Probabilistic Dynamics for Integrated Analysis of Accident Sequences considering Uncertain Events

Lietuvos Energetikos Institutas, Breslaujos 3, LT-44403 Kaunas, Lithuania

Received 16 January 2015; Revised 14 April 2015; Accepted 16 April 2015

Academic Editor: Francesco Di Maio

Copyright © 2015 Robertas Alzbutas. This is an open access article distributed under the Creative Commons Attribution License, which permits unrestricted use, distribution, and reproduction in any medium, provided the original work is properly cited.

Abstract

The analytical/deterministic modelling and simulation/probabilistic methods are used separately as a rule in order to analyse the physical processes and random or uncertain events. However, in the currently used probabilistic safety assessment this is an issue. The lack of treatment of dynamic interactions between the physical processes on one hand and random events on the other hand causes the limited assessment. In general, there are a lot of mathematical modelling theories, which can be used separately or integrated in order to extend possibilities of modelling and analysis. The Theory of Probabilistic Dynamics (TPD) and its augmented version based on the concept of stimulus and delay are introduced for the dynamic reliability modelling and the simulation of accidents in hybrid (continuous-discrete) systems considering uncertain events.

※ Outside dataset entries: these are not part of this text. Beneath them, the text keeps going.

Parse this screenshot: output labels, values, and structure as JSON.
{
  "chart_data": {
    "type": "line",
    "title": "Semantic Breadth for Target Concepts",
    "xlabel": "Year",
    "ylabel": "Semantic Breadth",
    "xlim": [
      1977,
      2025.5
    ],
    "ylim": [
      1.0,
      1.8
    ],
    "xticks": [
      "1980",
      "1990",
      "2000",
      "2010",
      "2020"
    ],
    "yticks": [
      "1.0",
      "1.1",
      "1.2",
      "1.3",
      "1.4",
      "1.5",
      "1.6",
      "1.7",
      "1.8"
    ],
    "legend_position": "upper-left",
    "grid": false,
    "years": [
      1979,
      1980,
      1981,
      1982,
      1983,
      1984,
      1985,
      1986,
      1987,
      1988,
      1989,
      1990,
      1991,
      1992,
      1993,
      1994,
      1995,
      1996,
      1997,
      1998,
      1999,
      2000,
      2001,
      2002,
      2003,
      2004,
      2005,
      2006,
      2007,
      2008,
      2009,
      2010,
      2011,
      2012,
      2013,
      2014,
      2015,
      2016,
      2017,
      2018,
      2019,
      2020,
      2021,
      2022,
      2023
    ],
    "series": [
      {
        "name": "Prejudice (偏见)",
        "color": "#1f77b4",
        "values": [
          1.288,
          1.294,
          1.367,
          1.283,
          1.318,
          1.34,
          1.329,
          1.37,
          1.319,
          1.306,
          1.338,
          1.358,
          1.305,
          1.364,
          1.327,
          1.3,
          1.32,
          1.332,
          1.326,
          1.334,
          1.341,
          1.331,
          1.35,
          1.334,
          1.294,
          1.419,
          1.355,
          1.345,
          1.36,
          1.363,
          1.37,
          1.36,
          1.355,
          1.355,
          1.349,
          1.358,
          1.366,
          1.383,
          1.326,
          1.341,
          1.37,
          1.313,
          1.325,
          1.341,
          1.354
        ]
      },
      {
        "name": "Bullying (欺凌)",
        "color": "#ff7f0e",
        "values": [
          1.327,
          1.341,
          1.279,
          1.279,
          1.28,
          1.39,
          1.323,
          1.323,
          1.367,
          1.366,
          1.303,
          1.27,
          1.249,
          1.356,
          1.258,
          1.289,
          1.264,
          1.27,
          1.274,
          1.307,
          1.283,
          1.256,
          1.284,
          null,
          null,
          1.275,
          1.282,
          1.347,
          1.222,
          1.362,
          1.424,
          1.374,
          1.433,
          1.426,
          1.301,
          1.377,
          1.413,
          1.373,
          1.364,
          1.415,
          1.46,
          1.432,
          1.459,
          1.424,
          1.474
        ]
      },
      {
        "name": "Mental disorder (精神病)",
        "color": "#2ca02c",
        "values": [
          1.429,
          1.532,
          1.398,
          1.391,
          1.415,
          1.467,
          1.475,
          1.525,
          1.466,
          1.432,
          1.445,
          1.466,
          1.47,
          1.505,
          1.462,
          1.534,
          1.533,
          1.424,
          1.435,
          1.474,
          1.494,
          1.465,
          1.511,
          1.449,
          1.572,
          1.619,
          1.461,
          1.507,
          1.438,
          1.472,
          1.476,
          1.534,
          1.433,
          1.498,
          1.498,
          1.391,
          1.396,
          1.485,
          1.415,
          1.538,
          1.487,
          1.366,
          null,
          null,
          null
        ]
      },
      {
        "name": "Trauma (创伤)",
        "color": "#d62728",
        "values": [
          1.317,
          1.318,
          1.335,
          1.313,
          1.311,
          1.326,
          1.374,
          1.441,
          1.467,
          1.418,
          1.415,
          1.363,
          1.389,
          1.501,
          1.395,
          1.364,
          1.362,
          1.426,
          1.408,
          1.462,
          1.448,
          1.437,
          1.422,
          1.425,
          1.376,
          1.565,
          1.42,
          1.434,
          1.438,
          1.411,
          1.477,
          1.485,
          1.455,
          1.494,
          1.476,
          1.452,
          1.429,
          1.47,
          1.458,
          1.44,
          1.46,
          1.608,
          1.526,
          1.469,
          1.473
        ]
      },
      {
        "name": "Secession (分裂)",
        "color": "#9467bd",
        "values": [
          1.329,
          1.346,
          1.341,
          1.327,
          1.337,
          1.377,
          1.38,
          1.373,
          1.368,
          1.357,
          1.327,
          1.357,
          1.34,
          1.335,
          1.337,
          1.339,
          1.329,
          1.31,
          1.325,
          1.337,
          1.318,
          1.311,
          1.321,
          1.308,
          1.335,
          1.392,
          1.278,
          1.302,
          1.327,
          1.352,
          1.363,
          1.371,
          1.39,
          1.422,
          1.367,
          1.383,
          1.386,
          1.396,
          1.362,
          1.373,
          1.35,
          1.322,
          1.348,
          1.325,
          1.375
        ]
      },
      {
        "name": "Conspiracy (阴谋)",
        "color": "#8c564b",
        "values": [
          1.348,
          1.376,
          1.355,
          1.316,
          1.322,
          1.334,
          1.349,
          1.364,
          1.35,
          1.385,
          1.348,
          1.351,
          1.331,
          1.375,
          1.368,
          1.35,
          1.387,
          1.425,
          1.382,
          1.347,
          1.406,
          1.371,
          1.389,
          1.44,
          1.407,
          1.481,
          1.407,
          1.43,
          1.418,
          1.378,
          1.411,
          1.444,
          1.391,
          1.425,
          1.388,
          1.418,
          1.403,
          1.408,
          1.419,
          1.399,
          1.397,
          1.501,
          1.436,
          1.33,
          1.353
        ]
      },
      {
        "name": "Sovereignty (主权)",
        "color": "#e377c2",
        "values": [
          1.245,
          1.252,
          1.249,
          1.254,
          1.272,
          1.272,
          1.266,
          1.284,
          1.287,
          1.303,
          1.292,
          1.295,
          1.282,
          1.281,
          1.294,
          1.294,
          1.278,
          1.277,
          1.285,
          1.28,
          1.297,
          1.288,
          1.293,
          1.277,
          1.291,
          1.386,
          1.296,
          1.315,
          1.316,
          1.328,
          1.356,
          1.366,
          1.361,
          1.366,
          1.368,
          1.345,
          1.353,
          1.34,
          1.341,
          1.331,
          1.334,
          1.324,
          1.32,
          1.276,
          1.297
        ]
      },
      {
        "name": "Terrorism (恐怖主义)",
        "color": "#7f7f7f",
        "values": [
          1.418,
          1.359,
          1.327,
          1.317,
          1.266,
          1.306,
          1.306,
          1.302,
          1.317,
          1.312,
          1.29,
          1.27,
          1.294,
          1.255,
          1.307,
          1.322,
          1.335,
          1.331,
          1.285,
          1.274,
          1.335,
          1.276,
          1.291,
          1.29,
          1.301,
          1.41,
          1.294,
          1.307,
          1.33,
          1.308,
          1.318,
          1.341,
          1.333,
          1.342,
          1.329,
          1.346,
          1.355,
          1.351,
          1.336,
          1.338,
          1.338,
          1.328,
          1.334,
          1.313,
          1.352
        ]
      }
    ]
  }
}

An approach of non-Markovian simulation and uncertainty analysis is discussed in order to adapt the Stimulus-Driven TPD for practical applications. The developed approach and related methods are used as a basis for a test case simulation in view of various methods applications for severe accident scenario simulation and uncertainty analysis. For this and for wider analysis of accident sequences the initial test case specification is then extended and discussed. Finally, it is concluded that enhancing the modelling of stimulated dynamics with uncertainty and sensitivity analysis allows the detailed simulation of complex system characteristics and representation of their uncertainty. The developed approach of accident modelling and analysis can be efficiently used to estimate the reliability of hybrid systems and at the same time to analyze and possibly decrease the uncertainty of this estimate.